Model Binding Errors
In the above description, we determined how we can verify routes based on registered constraints. We also saw how values from routes are copied to action parameters. They are simply copied based on their location in the route description to the action parameter identified by their name. Now let's take it a little further, HTTP supports clients to post data. The data can be posted using query parameters or request's content. This data can be received by ASP.NET Web API Service. The assignment of the data to the action parameters. Assignment of this data to action parameters is called Model Binding.
ASP.NET Web API looks for the action parameters in the client request. The data can be picked up from two places, query URL and request content based on that it is a simple or complex type. By default, simple types are picked up form request URL and complex types are from the content. We can validate this model as received from clients. The validation can fail and result in errors. The API has included following types for providing details of the errors on the service side.
In order to determine the model binding errors, ApiController has a ModelState property. This is of type ModelStateDictionary. We can access this from action's code to determine the validation results for the data passed with request.
We have been using data for Student type to be passed to the service. Let's update the type and introduce Data Annotation attributes for validation. Here we are using Range and Required field validation for StudentId and StudentName properties respectively.
Now let's prepare a post request in Fiddler and pass invalid student data to the service [StudentId = -1 with missing StudentName] as follows:
Obviously, the request would fail the validation requirement specified for our model. Let's try to see how ApiController.ModelState property shows this validation failure. Using the IsValid property, we can verify that model is not valid. The other details of the failure can be used to build up a response to be returned to the client.
We can also use an IActionFilter to filter the request before action code is executed. This can keep the action's code clean as we will not put any code to check if model is valid. This is a special case for interface type IFilter. Like IExceptionFilter (described above), this can also be used on action, controller or global scope. As is apparent from the request pipeline, action filters are executed after model binding. So by the time, they are invoked by the framework, the validation results are already in.
If we look at the definition of ActionFilterAttribute, there are two virtual methods. They are invoked at particular stages of message pipeline in ASP.NET Web API service. Actually, action execution is sandwiched between these two methods. The particular method we are interesting in, is OnActionExecuting(). This method is invoked by the framework before an action is executed for which this filter is enabled.
We can use the HttpActionContext argument in OnActionExecuting() method to determine the results of model validation. It is also possible to short-circuit the processing and generating a response from here without ever invoking the intended action, which is quite useful for model validation failures to generate an appropriate error response. Here we are creating an error response based on model validation results.

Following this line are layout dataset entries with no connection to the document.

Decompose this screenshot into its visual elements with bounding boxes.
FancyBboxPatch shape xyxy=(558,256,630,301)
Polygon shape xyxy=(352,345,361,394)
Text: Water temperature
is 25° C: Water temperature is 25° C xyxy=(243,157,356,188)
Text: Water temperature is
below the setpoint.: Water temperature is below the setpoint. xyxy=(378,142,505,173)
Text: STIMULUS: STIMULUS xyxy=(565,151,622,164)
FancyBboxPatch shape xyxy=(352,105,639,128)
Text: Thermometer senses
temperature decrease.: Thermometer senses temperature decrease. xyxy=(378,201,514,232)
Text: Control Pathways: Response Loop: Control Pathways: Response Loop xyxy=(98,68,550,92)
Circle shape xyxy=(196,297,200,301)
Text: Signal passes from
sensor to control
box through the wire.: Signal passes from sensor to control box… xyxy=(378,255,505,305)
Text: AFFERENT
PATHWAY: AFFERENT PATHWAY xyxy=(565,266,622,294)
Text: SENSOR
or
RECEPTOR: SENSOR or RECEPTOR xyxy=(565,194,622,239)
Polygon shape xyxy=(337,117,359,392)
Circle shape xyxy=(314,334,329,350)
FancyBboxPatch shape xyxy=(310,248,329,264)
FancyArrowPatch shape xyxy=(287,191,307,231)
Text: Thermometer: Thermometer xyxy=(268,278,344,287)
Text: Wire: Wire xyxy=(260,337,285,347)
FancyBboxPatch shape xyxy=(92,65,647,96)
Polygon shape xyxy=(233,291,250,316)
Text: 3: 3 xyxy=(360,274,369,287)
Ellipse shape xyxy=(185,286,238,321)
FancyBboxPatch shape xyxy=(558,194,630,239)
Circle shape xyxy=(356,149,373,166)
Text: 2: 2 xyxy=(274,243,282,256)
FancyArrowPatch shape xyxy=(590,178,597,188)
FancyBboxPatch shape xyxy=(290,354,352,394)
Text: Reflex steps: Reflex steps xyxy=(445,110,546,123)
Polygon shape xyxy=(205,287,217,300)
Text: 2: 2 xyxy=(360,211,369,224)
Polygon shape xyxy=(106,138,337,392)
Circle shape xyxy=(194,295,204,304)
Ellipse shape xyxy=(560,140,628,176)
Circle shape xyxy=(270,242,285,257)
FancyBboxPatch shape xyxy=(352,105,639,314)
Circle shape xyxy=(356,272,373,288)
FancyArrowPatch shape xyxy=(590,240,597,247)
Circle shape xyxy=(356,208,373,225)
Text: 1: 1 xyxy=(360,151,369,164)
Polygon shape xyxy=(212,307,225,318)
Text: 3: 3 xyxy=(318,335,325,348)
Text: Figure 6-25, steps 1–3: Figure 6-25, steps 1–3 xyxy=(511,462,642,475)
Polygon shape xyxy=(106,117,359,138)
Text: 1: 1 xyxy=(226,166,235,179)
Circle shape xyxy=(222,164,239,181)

We can add action filters to ASP.NET Web API in the same way as an exception filter. Here we are decorating an action with the action filter attribute defined above.
Now an invalid request would result in a response with error details as follows:
What would happen if we throw an exception from action filter? From the official message pipeline it is not very apparent if ExceptionFilter (s) would be used for an exception thrown during execution of Action filters before action execution. Actually, if an exception is thrown from Action filters, the framework still uses the configured exception filters.